A second, more careful listening yields a different vista. There is a tension between repetition and variation in Rays which stimulates the mind to discover the less than comforting dimension of this music. The dialogue between the guitar in the foreground and the orchestral echo in the background reminded me of Deleuze’s astute observation that “variation is not added to repetition in order to hide it, but is rather its condition or constitutive element, the interiority of repetition.” It is this inherently dynamic dimension of repetition that I’d rather take away from Rays. I can use some healing, but I’d rather be healed by failing to identify with an origin and a closure.

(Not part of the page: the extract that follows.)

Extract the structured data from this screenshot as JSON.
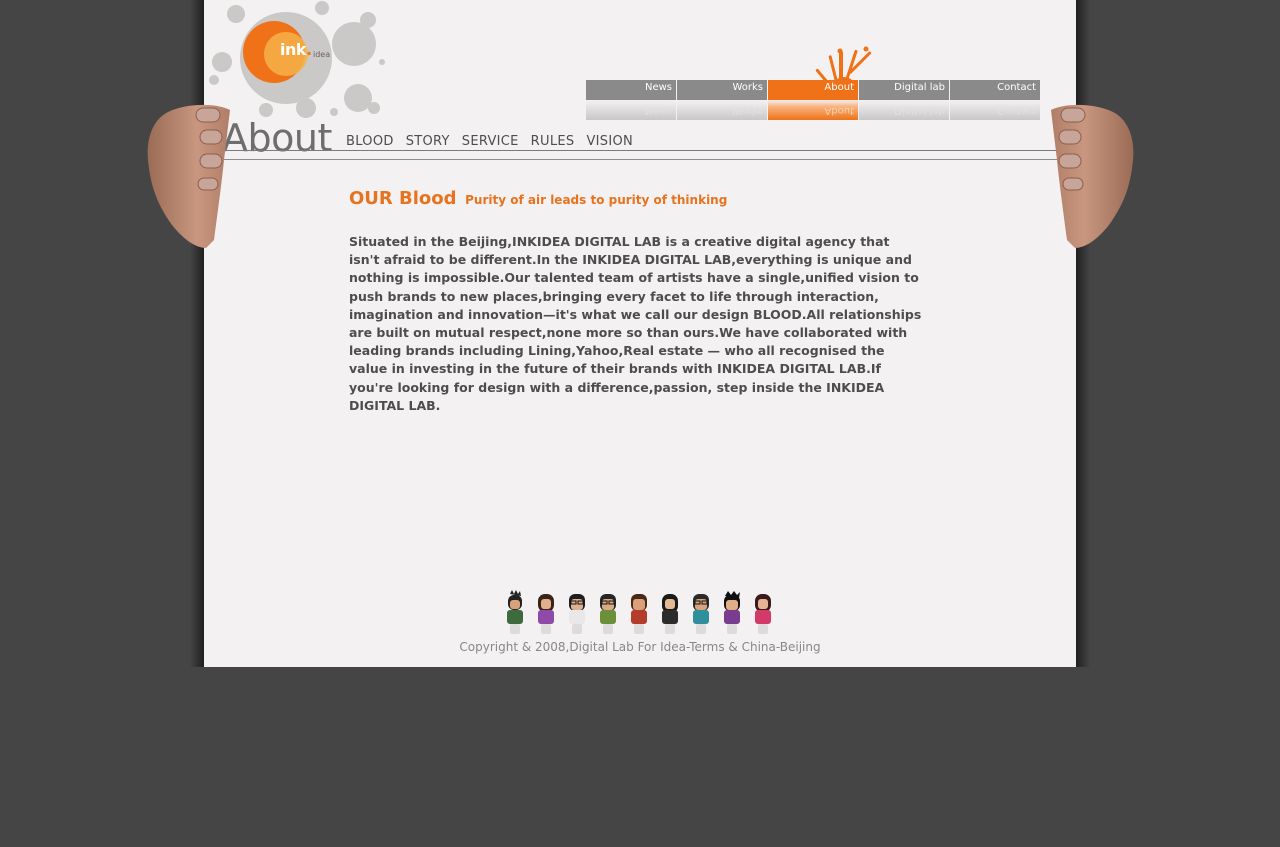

Give me repetition anytime.

Rays that Heal

A new piece of music is ready and will be released soon. Its title is Rays that Heal (there is a pun somewhere and I hope you’ll be able to detect it). David Llewellyn produced it, the talented artist Gerry Aneva created the beautiful artwork, and your humble servant wrote and recorded it on a portable Tascam recorder. Judah Armani and Tim Howarth at InHouse Records provided spiritual support, for which I am grateful. I will release it on Bandcamp soon and I expect it to hit the streaming platforms about six weeks later. Rays that Heal is intended to have a soothing and calming effect, which is obviously much needed these days.

Doni & Momchil

Doni & Momchil were a Bulgarian pop duo active throughout the 90s. Doni is a remarkably gifted vocalist, while Momchil is a brilliant, prolific composer and producer. Even their silliest pop tunes are very well-crafted. Here I’m reimagining one of their tracks as a dreamy guitar loop. I am naming this style Post-Nylon music. Subscribe to my YouTube channel for more!

Julia

Julia by Emil Dimitrov – an iconic pop tune from the 70s – reimagined as a slow, dreamy loop. I like doing this to old tunes. Next on my list are some more Bulgarian pop standards (tracks by Tangra, Doni&Momchil, Atlas, etc.), a handful of songs by Ostava (my favourite Bulgarian band), and – why the hell not! – a few chalga anthems.

Time flies

I’ve just realised I haven’t posted anything in my blog for over a year. Tempus fugit. It’s been a year of busking, reading the likes of D.H. Lawrence, Roger Scruton, Geoff Dyer and Theodore Dalrymple, recording and releasing CASSIS, more busking, giving guitar tutoring a go and enjoying it, and now working on new pieces. London whets the desire to create. When somebody buys a CASSIS CD on Bandcamp, I write them a letter in which I try to explain what the music is about – an utterly futile endeavour. Music succeeds where words fail.